Because of the strongly-traditional bent of the Stone Assembly, it only recognizes proper mages. This means well-to-do males who follow the ideals of Christianity and the enlightenment. Women, the working-classes, and (non-English) immigrants are generally told to leave the practice of magic to those better suited to it. Gentlemen from other Old-World cabals are, of course accorded the respect they are due, and they may admit who they choose to their cabals, but the Stone Assembly tends to view such radical excesses with disdain. Thus, Awakened Boston society is very much an old-boys’ club, dominated by the Stone Assembly, though the influence of the Emerald Scroll is shifting this.

The Emerald Scroll has grown significantly in power in the two decades it has been in Boston, thanks to the network of Masonic lodges, the control of the Golden Dawn local chapter, and the inroads among the Greek letter societies at most of the local colleges. With the promises of deeper initiation, and the labyrinthine tangle of associations, favours, contacts, and rumours, the Emerald Scroll has gathered a disproportionate number of newly-awakened mages under its banner. This is is bolstered by the mundane political and social influence gathered by their puppet secret societies, and forms one of the first credible threats to the current Consilium status-quo.

Rural Massachusetts is beyond the control of the local Consilium, being primarily dominated by an old cabal of the Stone Assembly’s cast-offs: female, lower-class, immigrant, and native mages. This group, the Ebon Noose, is far larger than the combined cabals of Boston, and holds sway over the a large portion of the state, including most rural areas, small towns and, more recently, the city of Salem.

Indeed, just a few years ago, a cabal of mages from Boston, the White Putnams, tried to claim Salem for themselves to expunge a curse that hung over the cabal for the role its founders played in the Salem Witch Trials. They sought to take possession of the town and responsibility for the wrongs done there. The Ebon Noose opposed them, and a vicious magical war waged for several months, ending quite suddenly with the White Putnams returning to Boston and the Ebon Noose claiming dominion over the rest of the state.

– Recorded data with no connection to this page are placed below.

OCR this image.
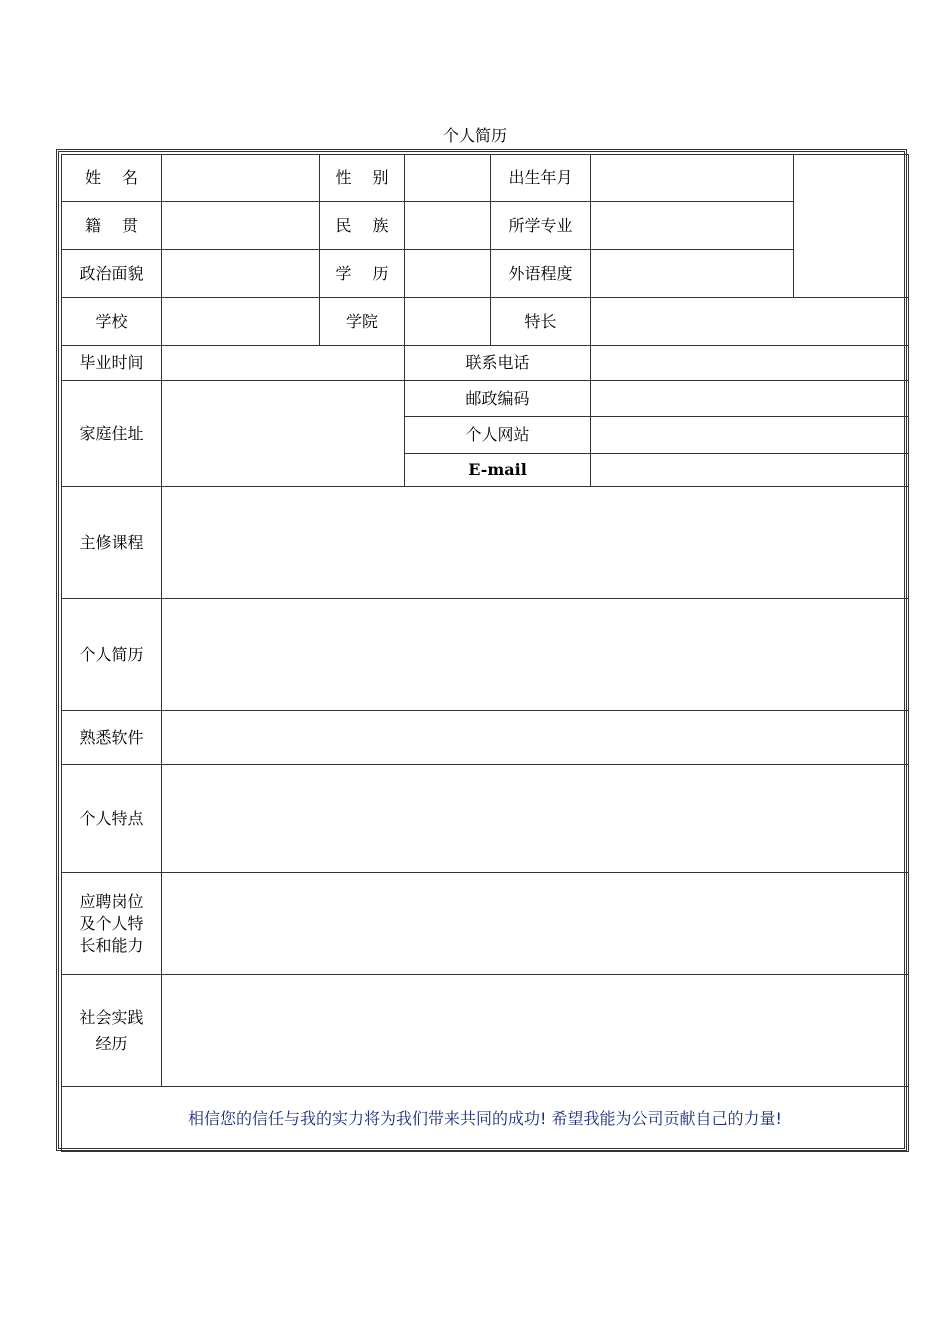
个人简历
姓 名		性 别		出生年月		
籍 贯		民 族		所学专业		
政治面貌		学 历		外语程度		
学校		学院		特长		
毕业时间			联系电话			
家庭住址			邮政编码			
			个人网站			
			E-mail			
主修课程						
个人简历						
熟悉软件						
个人特点						

应聘岗位
及个人特
长和能力						

社会实践
经历						

相信您的信任与我的实力将为我们带来共同的成功! 希望我能为公司贡献自己的力量!						
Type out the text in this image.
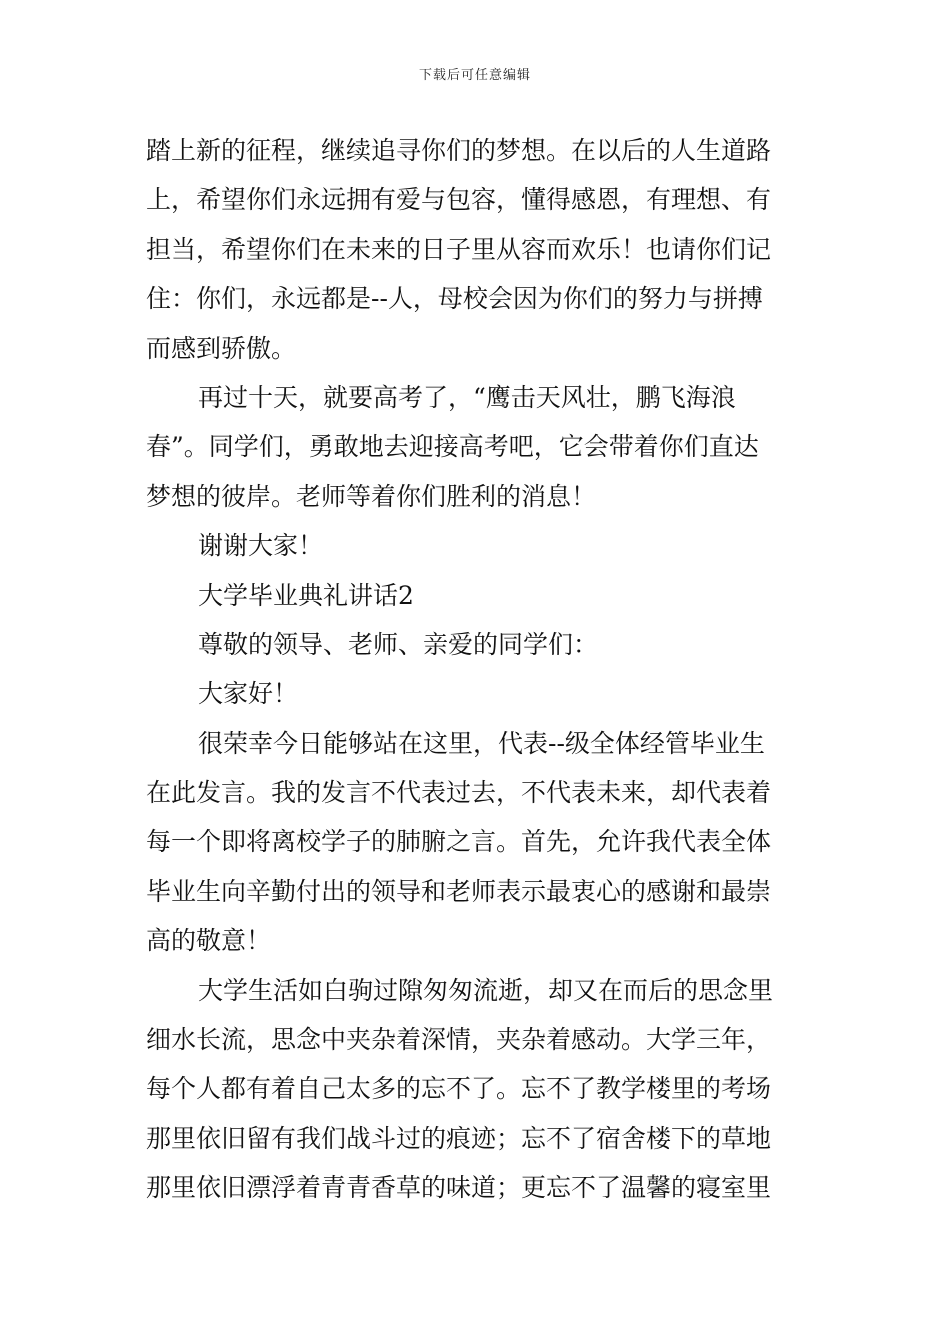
下载后可任意编辑
踏上新的征程，继续追寻你们的梦想。在以后的人生道路
上，希望你们永远拥有爱与包容，懂得感恩，有理想、有
担当，希望你们在未来的日子里从容而欢乐！也请你们记
住：你们，永远都是--人，母校会因为你们的努力与拼搏
而感到骄傲。
再过十天，就要高考了，“鹰击天风壮，鹏飞海浪
春”。同学们，勇敢地去迎接高考吧，它会带着你们直达
梦想的彼岸。老师等着你们胜利的消息！
谢谢大家！
大学毕业典礼讲话2
尊敬的领导、老师、亲爱的同学们：
大家好！
很荣幸今日能够站在这里，代表--级全体经管毕业生
在此发言。我的发言不代表过去，不代表未来，却代表着
每一个即将离校学子的肺腑之言。首先，允许我代表全体
毕业生向辛勤付出的领导和老师表示最衷心的感谢和最崇
高的敬意！
大学生活如白驹过隙匆匆流逝，却又在而后的思念里
细水长流，思念中夹杂着深情，夹杂着感动。大学三年，
每个人都有着自己太多的忘不了。忘不了教学楼里的考场
那里依旧留有我们战斗过的痕迹；忘不了宿舍楼下的草地
那里依旧漂浮着青青香草的味道；更忘不了温馨的寝室里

The Stone Assembly, not powerful enough to oppose the Ebon Noose and not caring enough to call in allies, has allowed this situation to continue.

The Stone Assembly has its hands full in the city right now. They have started a vendetta against the local Seers of the Throne, seeking to drive the renegades from Harvard and the city. The Seers are fighting back with surprising vigour and effect, and the Stone Assembly is beginning to realize both that they might be overmatched and that they may not have the political power anymore to force the rest of the Consilium to aid them.

Into this mix come two new complications: the Free Council and the Bonehunters. The Free Council, newly-raised to the status of Order, has been poaching on the Emerald Scroll’s plans, using their own rumours and secret societies to fabricate a false Emerald Scroll, diverting a number of promising Sleepers, Sleepwalkers, and mages to their cause. Compared to this complicated plot to gain power, the Bonehunters are suprisingly straightforward. They are openly agitating for change and making outlandish claims of what they intend to do: reclaim Atlantis and, thereby, end the reign of the Exarchs.